Между Пнёво и Лунёво,
От Сушигориц в метель
До Язвихи, а там снова
Не в Крылово, так в Сабель.
А в избе у бабы Веры
Восемь — мал меньше мала,
За оврагом волки серы,
Не звонят колокола.
Что ж не бьют по Никонору?
Больше не во что звонить…
В мёрзлу землю в эту пору
Тяжко бабам хоронить.
Скрип от санок… Где вы, где вы,
Евдокия и Борис?
…на мороз ушли за хлебом,
За их души помолись.
Поклонись лесам и пойме,
Доброй русской стороне,
На которой пей ли, пой ли —
Смех и грех её во мне,
Свет Её, что явлен снова,
Скрип полов и дымный дух,
Вся любовь Её Христова,
Всё тепло седых старух…
СЛОВО
I
Запах щей ли казённых, детства ли моего…
Нежный рос я ребёнок — били все одного.
Заводские задворки, стройки да пустыри…
Запах стойкий и горький ещё крепок внутри.
Он не сразу, не сразу свой направил лемех —
Зримый чистому глазу — тот Один, Кто за всех.
То, что Правда открыла — мир не скроет и князь.
С нами Крестная Сила, так живи, не клонясь!
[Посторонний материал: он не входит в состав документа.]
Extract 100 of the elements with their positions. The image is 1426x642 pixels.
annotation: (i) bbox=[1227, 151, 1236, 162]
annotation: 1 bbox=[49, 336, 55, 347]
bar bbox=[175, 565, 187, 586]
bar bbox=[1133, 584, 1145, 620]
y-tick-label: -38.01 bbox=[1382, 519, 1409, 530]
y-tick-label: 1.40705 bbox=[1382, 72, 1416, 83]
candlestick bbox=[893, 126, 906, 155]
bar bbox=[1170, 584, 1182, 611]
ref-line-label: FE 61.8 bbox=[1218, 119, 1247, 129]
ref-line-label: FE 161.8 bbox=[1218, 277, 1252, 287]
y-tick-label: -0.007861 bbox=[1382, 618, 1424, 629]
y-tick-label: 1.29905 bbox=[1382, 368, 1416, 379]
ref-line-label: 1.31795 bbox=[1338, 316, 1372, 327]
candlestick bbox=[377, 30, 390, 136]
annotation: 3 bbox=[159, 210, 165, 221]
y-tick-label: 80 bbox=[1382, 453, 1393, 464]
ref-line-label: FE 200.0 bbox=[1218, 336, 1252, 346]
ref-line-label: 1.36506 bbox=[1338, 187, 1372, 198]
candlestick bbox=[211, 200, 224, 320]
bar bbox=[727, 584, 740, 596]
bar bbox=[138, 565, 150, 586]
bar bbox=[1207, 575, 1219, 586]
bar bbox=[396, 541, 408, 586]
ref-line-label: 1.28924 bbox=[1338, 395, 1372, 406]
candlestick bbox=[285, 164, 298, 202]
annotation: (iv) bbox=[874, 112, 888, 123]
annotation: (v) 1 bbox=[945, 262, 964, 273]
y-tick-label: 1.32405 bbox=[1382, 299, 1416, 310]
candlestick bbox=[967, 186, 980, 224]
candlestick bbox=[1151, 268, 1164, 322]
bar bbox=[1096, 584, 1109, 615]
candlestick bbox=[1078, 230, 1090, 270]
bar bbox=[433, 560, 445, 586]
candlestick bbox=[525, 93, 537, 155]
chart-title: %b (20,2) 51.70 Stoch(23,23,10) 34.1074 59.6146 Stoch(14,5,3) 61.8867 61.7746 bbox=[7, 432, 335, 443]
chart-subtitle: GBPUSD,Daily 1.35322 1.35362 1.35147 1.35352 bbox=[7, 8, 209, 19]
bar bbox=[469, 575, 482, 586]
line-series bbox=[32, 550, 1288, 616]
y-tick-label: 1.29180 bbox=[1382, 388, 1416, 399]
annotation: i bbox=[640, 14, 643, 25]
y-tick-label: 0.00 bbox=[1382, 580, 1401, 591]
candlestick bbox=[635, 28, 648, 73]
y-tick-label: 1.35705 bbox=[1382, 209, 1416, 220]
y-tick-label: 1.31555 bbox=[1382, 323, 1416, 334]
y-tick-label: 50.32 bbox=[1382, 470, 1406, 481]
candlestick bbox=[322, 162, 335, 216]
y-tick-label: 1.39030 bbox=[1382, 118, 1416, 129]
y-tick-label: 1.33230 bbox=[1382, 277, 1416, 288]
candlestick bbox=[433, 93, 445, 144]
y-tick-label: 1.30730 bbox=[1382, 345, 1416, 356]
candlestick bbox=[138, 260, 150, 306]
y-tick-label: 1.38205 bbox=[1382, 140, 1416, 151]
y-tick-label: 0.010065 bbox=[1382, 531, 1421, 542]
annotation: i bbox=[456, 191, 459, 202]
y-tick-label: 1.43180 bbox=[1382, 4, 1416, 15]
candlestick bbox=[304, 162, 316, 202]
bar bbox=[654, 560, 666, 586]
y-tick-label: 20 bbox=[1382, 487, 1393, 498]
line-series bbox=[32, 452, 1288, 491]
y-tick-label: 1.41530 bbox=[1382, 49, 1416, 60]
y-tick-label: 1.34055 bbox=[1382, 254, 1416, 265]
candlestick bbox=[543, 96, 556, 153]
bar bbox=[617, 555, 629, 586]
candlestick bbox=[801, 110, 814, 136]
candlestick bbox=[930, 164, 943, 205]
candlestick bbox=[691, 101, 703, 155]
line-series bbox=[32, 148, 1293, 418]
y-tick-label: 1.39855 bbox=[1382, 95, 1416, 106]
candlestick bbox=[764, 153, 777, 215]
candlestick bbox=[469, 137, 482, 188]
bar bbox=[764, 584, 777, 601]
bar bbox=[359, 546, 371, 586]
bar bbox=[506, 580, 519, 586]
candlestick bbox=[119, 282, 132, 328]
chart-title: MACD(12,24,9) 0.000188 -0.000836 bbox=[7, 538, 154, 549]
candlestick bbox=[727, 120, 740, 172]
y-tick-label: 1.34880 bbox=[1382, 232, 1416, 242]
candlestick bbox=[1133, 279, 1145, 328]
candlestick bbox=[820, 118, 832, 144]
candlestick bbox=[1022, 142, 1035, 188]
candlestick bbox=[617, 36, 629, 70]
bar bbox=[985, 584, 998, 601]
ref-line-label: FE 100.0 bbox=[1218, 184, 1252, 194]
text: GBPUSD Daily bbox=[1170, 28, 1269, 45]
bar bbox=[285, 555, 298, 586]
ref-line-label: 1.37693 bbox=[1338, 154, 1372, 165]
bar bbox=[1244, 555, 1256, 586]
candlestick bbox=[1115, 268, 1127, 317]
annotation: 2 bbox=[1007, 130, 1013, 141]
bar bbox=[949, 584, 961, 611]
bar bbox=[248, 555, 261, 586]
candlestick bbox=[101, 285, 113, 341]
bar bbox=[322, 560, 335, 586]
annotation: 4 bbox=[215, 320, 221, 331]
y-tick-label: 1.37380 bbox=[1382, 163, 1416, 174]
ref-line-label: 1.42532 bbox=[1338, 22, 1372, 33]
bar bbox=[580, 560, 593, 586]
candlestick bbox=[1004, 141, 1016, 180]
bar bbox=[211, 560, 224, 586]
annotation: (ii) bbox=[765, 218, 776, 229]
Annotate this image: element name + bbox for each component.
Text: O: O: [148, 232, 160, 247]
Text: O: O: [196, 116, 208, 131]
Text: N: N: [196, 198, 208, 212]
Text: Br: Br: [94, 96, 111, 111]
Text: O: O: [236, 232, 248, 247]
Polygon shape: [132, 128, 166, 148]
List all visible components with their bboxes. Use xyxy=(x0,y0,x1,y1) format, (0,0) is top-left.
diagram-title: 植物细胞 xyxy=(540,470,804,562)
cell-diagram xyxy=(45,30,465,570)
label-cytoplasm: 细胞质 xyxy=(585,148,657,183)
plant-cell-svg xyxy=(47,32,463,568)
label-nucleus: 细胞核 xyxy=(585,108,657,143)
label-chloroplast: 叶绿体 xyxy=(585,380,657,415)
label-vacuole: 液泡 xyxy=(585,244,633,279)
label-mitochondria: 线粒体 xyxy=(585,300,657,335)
С нами Вещий и Святый, центровой, ядровой —
Наш Учитель — Распятый и навечно живой.
II
Возрождало из пепла, приходило волной,
Поднималось и крепло, обнималось со мной,
Окаянного гула не вменяло в вину,
Наклоняло и гнуло, распрямляло в струну.
От того ли, что грешен, потому ль, что любим —
В русском небе подвешен, как архангельский дым.
Потому ли, что битый, оттого ль, что живой —
В русском слове отлитый, в речь забитый скобой.
Ни овец не пасущий, и не сеющий ржи —
Как на свете живущий — ни пойми, ни скажи,
Не оратай на пашне, я — не верящий в Зло —
Мимоходом попавши под Господне крыло…
КОРОМЫСЛО
Уйду декабрём первопутком — не гол и не бос.
Поймаю попутку — КаМАЗ, тарантас, лесовоз.
Попутчика встречу хромого с седой бородой —
Глухого, немого — в пути за живою водой.
Кривое неся коромысло, бредёт неспеша.
В нём нету ни толка, ни смысла — святая душа!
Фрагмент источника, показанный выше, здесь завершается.